The main goal of the Foreign Exchange Auction is to fill international reserves, to eliminate the pressure on the exchange rate due to high temporary inflows of foreign capital or to balance the private and government gap,” said NBG in its Monetary Policy Strategy published on the Bank’s webpage since 2013.

To keep the country’s foreign exchange reserves at a stable level, NBG periodically intervened on the foreign exchange market and purchased (or sold) foreign currency.

It must be noted that this intervention increases the money supply. If intervention creates inflationary risks, NBG conducts sterilisation via open market operations,” said the Bank.

Furthermore, Government operations carried out in a foreign currency also created the need to intervene in the foreign exchange market, said NBG.

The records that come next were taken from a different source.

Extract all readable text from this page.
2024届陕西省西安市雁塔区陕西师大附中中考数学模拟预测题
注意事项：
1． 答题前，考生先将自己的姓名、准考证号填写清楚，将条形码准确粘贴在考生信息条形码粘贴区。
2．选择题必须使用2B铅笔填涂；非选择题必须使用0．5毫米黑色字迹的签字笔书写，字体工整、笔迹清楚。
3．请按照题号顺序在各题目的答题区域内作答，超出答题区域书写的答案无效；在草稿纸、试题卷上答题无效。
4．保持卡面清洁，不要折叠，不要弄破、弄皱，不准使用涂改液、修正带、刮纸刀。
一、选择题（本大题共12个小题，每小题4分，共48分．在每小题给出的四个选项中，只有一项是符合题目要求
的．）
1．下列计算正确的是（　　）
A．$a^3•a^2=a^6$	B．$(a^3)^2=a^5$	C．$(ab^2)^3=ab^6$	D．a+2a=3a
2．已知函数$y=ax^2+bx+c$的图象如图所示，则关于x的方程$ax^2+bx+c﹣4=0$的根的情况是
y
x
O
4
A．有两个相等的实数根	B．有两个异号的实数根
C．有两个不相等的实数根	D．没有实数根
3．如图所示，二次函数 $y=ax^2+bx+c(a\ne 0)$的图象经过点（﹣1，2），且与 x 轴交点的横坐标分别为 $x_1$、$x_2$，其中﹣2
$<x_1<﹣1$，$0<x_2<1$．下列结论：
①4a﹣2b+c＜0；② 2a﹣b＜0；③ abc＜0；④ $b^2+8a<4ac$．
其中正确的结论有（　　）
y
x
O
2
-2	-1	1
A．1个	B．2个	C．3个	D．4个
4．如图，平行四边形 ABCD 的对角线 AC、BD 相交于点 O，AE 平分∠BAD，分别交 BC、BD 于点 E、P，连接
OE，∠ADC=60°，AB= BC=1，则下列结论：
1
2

NBG represents the Government’s banker therefore Government accounts are opened in the National Bank. Hence, the inflows and outflows of Government funds are managed through the NBG and Government accounts bypass the foreign exchange market.
As a result of this, despite the country’s balanced Balance of Payments, the private sector might have a negative foreign balance and the state a positive balance. In this case, to balance the gap the National Bank of Georgia will sell foreign currency via a Foreign Exchange Auction and vice versa,” the Bank said.